C’est un grand pot-pourri de documents internes, de discussions et de présentations commerciales. Vendredi 16 février, un internaute anonyme a mis en ligne, sur le site de partage de code informatique GitHub, des centaines de pages liées à une entreprise chinoise, i-Soon. Une société plutôt discrète, mais dont les liens avec le ministère de la sécurité publique chinoise sont avérés : elle fait partie depuis 2019 de ses « fournisseurs officiels ».
Fournisseur de quoi, exactement ? Ces documents commerciaux (dont l’authenticité, impossible à confirmer totalement, est néanmoins très probable, au vu de leur nature et de leur volume) décrivent un petit arsenal de produits de cyberespionnage : une plate-forme de surveillance et de piratage de différents réseaux sociaux, des systèmes d’accès et de prise de contrôle d’ordinateurs et de téléphones, ou encore des boîtiers physiques censés permettre d’explorer un réseau une fois connecté au Wi-Fi local.
« On voit que ce sont surtout des outils de surveillance et d’analyse », note le chercheur en sécurité informatique Soufiane Tahiri, qui a publié de premières études des fichiers. « C’est la boîte à outils d’un prestataire auquel on a principalement fait appel pour des attaques “locales”, en Asie.
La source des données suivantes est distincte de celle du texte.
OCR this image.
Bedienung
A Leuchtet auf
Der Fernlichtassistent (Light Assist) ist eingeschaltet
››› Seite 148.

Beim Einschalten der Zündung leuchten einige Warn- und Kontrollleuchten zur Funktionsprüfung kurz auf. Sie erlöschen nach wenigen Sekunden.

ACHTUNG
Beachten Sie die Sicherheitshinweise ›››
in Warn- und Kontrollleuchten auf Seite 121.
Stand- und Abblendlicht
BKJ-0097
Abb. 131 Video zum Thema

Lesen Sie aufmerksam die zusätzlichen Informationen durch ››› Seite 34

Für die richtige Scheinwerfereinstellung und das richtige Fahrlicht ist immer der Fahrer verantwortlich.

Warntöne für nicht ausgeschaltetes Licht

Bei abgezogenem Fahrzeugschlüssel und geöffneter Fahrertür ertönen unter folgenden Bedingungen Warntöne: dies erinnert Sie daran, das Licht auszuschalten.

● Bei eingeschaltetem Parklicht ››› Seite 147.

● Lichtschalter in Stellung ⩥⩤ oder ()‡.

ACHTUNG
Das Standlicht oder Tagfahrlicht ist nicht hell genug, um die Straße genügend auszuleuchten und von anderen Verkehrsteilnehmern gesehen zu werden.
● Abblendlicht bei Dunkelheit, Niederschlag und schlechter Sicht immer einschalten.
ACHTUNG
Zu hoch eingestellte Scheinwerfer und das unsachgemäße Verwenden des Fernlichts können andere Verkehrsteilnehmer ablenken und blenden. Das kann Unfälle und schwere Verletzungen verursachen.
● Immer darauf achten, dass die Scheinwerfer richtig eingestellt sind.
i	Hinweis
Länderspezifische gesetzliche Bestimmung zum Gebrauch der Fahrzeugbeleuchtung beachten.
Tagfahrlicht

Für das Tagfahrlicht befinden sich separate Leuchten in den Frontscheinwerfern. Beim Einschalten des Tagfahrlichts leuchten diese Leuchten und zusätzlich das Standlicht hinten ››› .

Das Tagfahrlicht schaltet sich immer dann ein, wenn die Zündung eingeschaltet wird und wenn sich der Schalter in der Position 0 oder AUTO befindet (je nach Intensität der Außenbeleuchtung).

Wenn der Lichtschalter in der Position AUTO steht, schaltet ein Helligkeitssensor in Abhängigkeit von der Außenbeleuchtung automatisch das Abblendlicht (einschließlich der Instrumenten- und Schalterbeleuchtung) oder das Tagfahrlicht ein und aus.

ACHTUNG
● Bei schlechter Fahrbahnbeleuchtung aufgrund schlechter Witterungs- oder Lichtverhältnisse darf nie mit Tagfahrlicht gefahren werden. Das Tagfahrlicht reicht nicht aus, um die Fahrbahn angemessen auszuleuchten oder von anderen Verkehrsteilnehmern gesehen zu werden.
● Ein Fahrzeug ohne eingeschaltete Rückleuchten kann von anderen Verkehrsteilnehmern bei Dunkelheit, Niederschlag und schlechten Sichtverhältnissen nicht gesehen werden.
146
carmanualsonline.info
On voit, par exemple, dans certaines captures d’écran qu’ils ont facturé l’équivalent de 55 000 euros pour un piratage du ministère vietnamien de l’économie. Ce n’est pas une équipe d’élite, ce qui n’enlève rien à son pouvoir de nuisance. »
Les documents listent aussi une série de victimes présumées de piratages, parfois avec des détails sur le type de données qui leur auraient été volées. Une institution française y figure : Sciences Po. Les documents affirment que des employés d’i-Soon auraient piraté des boîtes e-mail de Vincent Fertey, l’ancien responsable du programme Europe-Asie de Sciences Po, et de Jean-Louis Rocca, qui y enseigne la sociologie de la Chine contemporaine. L’établissement explique au Monde être « en lien avec les autorités compétentes pour établir les faits et les suites à donner ».
La piste d’un employé mécontent suggérée
Les autres victimes présentées balayent un large éventail des centres d’intérêt classiques du renseignement chinois : des entreprises de télécommunications en Birmanie, à Taïwan et à Hongkong, de grandes institutions indiennes, coréennes, thaïlandaises ou vietnamiennes… Autant de cibles qui coïncident avec celles habituellement visées par APT 41, le groupe de hackeurs de l’Etat chinois également connu sous le nom de Double Dragon. APT 41 opère à la fois une activité criminelle classique – détournement d’argent, rançon, blanchiment… – et travaille en parallèle pour les services de sécurité chinois, avec un système de sous-traitance complexe.